Tunable Chipless RFID Pressure Sensor Utilizing Additive Manufacturing—Model, Simulation, and Measurement

Abstract

Each sensing application has its own set of unique requirements and constraints that must be satisfied by its sensor. These requirements can include being wireless, passive, noncontact, customizable, multifunctional, and/or minimally invasive, depending on the application. Chipless radio frequency identification (RFID) tags are a type of microwave sensor that has the potential to meet many of these requirements, especially when additive manufacturing (AM) is employed to create customizable substrates that are sensitive to different ranges of environmental measurands.
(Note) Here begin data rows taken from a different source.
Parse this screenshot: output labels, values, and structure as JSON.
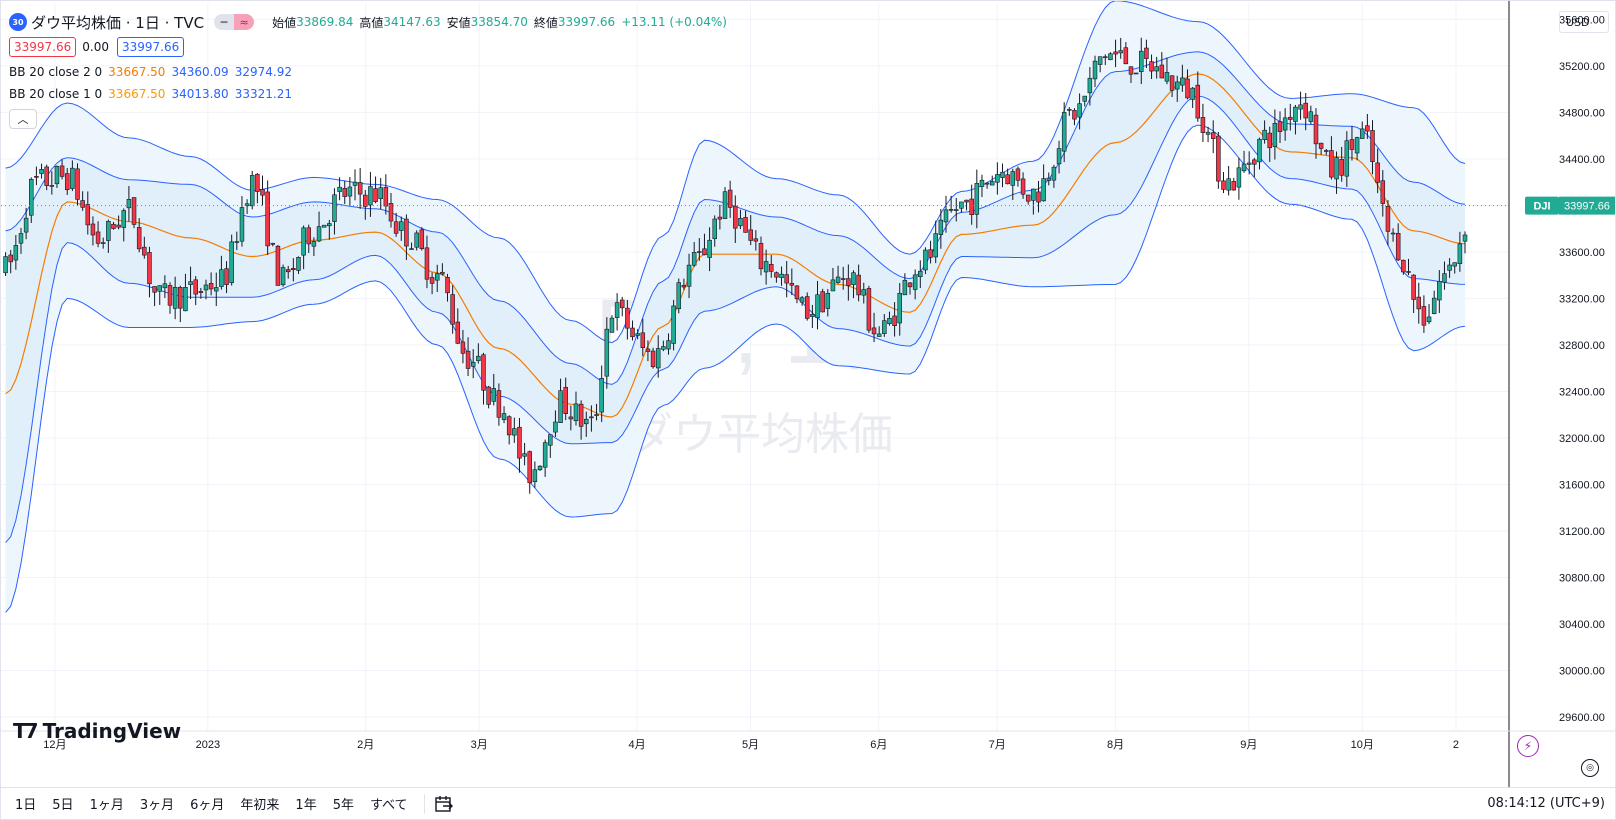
{
  "header": {
    "badge": "30",
    "symbol_title": "ダウ平均株価 · 1日 · TVC",
    "open_label": "始値",
    "open": "33869.84",
    "high_label": "高値",
    "high": "34147.63",
    "low_label": "安値",
    "low": "33854.70",
    "close_label": "終値",
    "close": "33997.66",
    "change": "+13.11 (+0.04%)",
    "price_box_left": "33997.66",
    "spread": "0.00",
    "price_box_right": "33997.66"
  },
  "indicators": [
    {
      "name": "BB 20 close 2 0",
      "basis": "33667.50",
      "upper": "34360.09",
      "lower": "32974.92"
    },
    {
      "name": "BB 20 close 1 0",
      "basis": "33667.50",
      "upper": "34013.80",
      "lower": "33321.21"
    }
  ],
  "currency": "USD",
  "watermark": {
    "symbol": "DJI, 1日",
    "name": "ダウ平均株価"
  },
  "last_price_label": {
    "ticker": "DJI",
    "value": "33997.66"
  },
  "logo_text": "TradingView",
  "bottom_bar": {
    "ranges": [
      "1日",
      "5日",
      "1ヶ月",
      "3ヶ月",
      "6ヶ月",
      "年初来",
      "1年",
      "5年",
      "すべて"
    ],
    "clock": "08:14:12 (UTC+9)"
  },
  "colors": {
    "up": "#22ab94",
    "down": "#f23645",
    "basis": "#f57c00",
    "bands": "#2962ff",
    "fill": "#e3f2fd"
  },
  "chart_data": {
    "type": "candlestick",
    "y_axis_ticks": [
      29600,
      30000,
      30400,
      30800,
      31200,
      31600,
      32000,
      32400,
      32800,
      33200,
      33600,
      34000,
      34400,
      34800,
      35200,
      35600
    ],
    "ylim": [
      29480,
      35740
    ],
    "x_axis_labels": [
      "12月",
      "2023",
      "2月",
      "3月",
      "4月",
      "5月",
      "6月",
      "7月",
      "8月",
      "9月",
      "10月",
      "2"
    ],
    "x_label_positions": [
      10,
      41,
      73,
      96,
      128,
      151,
      177,
      201,
      225,
      252,
      275,
      294
    ],
    "n_bars": 288,
    "last_close": 33997.66,
    "series": [
      {
        "name": "BB 20 close 2 0 upper",
        "points": [
          [
            0,
            34320
          ],
          [
            12,
            34880
          ],
          [
            24,
            34580
          ],
          [
            36,
            34420
          ],
          [
            48,
            34130
          ],
          [
            60,
            34240
          ],
          [
            72,
            34180
          ],
          [
            84,
            34050
          ],
          [
            96,
            33720
          ],
          [
            110,
            33010
          ],
          [
            118,
            32820
          ],
          [
            128,
            33740
          ],
          [
            136,
            34560
          ],
          [
            150,
            34230
          ],
          [
            162,
            34090
          ],
          [
            176,
            33580
          ],
          [
            186,
            34120
          ],
          [
            200,
            34380
          ],
          [
            216,
            35760
          ],
          [
            232,
            35580
          ],
          [
            250,
            34920
          ],
          [
            262,
            34960
          ],
          [
            274,
            34840
          ],
          [
            284,
            34360
          ]
        ]
      },
      {
        "name": "BB 20 close 2 0 lower",
        "points": [
          [
            0,
            30500
          ],
          [
            12,
            33200
          ],
          [
            24,
            32950
          ],
          [
            36,
            32950
          ],
          [
            48,
            33000
          ],
          [
            60,
            33150
          ],
          [
            72,
            33350
          ],
          [
            84,
            32800
          ],
          [
            96,
            31820
          ],
          [
            110,
            31320
          ],
          [
            118,
            31350
          ],
          [
            128,
            32280
          ],
          [
            136,
            32600
          ],
          [
            150,
            32980
          ],
          [
            162,
            32620
          ],
          [
            176,
            32550
          ],
          [
            186,
            33380
          ],
          [
            200,
            33300
          ],
          [
            216,
            33320
          ],
          [
            232,
            34690
          ],
          [
            250,
            34010
          ],
          [
            262,
            33880
          ],
          [
            274,
            32750
          ],
          [
            284,
            32960
          ]
        ]
      },
      {
        "name": "BB 20 close 1 0 upper",
        "points": [
          [
            0,
            33780
          ],
          [
            12,
            34410
          ],
          [
            24,
            34220
          ],
          [
            36,
            34180
          ],
          [
            48,
            33900
          ],
          [
            60,
            34030
          ],
          [
            72,
            33970
          ],
          [
            84,
            33770
          ],
          [
            96,
            33180
          ],
          [
            110,
            32640
          ],
          [
            118,
            32460
          ],
          [
            128,
            33350
          ],
          [
            136,
            34050
          ],
          [
            150,
            33900
          ],
          [
            162,
            33740
          ],
          [
            176,
            33370
          ],
          [
            186,
            33940
          ],
          [
            200,
            34130
          ],
          [
            216,
            35150
          ],
          [
            232,
            35320
          ],
          [
            250,
            34700
          ],
          [
            262,
            34680
          ],
          [
            274,
            34200
          ],
          [
            284,
            34010
          ]
        ]
      },
      {
        "name": "BB 20 close 1 0 lower",
        "points": [
          [
            0,
            31100
          ],
          [
            12,
            33680
          ],
          [
            24,
            33330
          ],
          [
            36,
            33210
          ],
          [
            48,
            33210
          ],
          [
            60,
            33360
          ],
          [
            72,
            33570
          ],
          [
            84,
            33080
          ],
          [
            96,
            32360
          ],
          [
            110,
            31950
          ],
          [
            118,
            31960
          ],
          [
            128,
            32590
          ],
          [
            136,
            33090
          ],
          [
            150,
            33300
          ],
          [
            162,
            32940
          ],
          [
            176,
            32790
          ],
          [
            186,
            33560
          ],
          [
            200,
            33550
          ],
          [
            216,
            33920
          ],
          [
            232,
            34940
          ],
          [
            250,
            34230
          ],
          [
            262,
            34140
          ],
          [
            274,
            33370
          ],
          [
            284,
            33320
          ]
        ]
      },
      {
        "name": "BB 20 close basis",
        "points": [
          [
            0,
            32380
          ],
          [
            12,
            34030
          ],
          [
            24,
            33860
          ],
          [
            36,
            33720
          ],
          [
            48,
            33560
          ],
          [
            60,
            33700
          ],
          [
            72,
            33770
          ],
          [
            84,
            33420
          ],
          [
            96,
            32770
          ],
          [
            110,
            32290
          ],
          [
            118,
            32180
          ],
          [
            128,
            32960
          ],
          [
            136,
            33580
          ],
          [
            150,
            33580
          ],
          [
            162,
            33320
          ],
          [
            176,
            33080
          ],
          [
            186,
            33750
          ],
          [
            200,
            33830
          ],
          [
            216,
            34540
          ],
          [
            232,
            35130
          ],
          [
            250,
            34460
          ],
          [
            262,
            34410
          ],
          [
            274,
            33780
          ],
          [
            284,
            33670
          ]
        ]
      }
    ],
    "close_path": [
      [
        0,
        33450
      ],
      [
        6,
        34200
      ],
      [
        12,
        34250
      ],
      [
        18,
        33700
      ],
      [
        24,
        33950
      ],
      [
        30,
        33200
      ],
      [
        36,
        33250
      ],
      [
        42,
        33350
      ],
      [
        48,
        34200
      ],
      [
        54,
        33350
      ],
      [
        60,
        33800
      ],
      [
        66,
        34100
      ],
      [
        72,
        34100
      ],
      [
        78,
        33750
      ],
      [
        84,
        33400
      ],
      [
        90,
        32700
      ],
      [
        96,
        32300
      ],
      [
        102,
        31700
      ],
      [
        108,
        32300
      ],
      [
        114,
        32100
      ],
      [
        118,
        33100
      ],
      [
        126,
        32700
      ],
      [
        134,
        33500
      ],
      [
        140,
        34000
      ],
      [
        148,
        33500
      ],
      [
        156,
        33100
      ],
      [
        164,
        33400
      ],
      [
        170,
        32900
      ],
      [
        178,
        33500
      ],
      [
        186,
        34000
      ],
      [
        194,
        34300
      ],
      [
        200,
        34100
      ],
      [
        208,
        34800
      ],
      [
        214,
        35300
      ],
      [
        222,
        35200
      ],
      [
        230,
        35000
      ],
      [
        238,
        34200
      ],
      [
        246,
        34600
      ],
      [
        252,
        34900
      ],
      [
        258,
        34300
      ],
      [
        264,
        34600
      ],
      [
        270,
        33700
      ],
      [
        276,
        33050
      ],
      [
        280,
        33400
      ],
      [
        286,
        33997
      ]
    ]
  }
}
This work examines the potential efficacy of a proposed chipless RFID pressure sensor design approach that utilizes polymer AM substrates. Complex permittivity and stress–strain measurements were conducted to develop a model that relates the resonant frequency of the chipless RFID sensor to pressure, which in turn allows for the design of sensors with customized sensing ranges and sensitivities. This model is based around a standard rectilinear 3-D polymer-printed infill pattern. Custom-infill patterns can be developed to further tune the sensor performance based on a desired application. Electromagnetic (EM) simulations and measurements of fabricated tags, including one design based on the model with a rectilinear infill pattern and two designs that utilize custom-infill patterns, were conducted to illustrate the efficacy of the developed model and sensor design approach. Several possible sources of inconsistency between measurement and simulation are also investigated.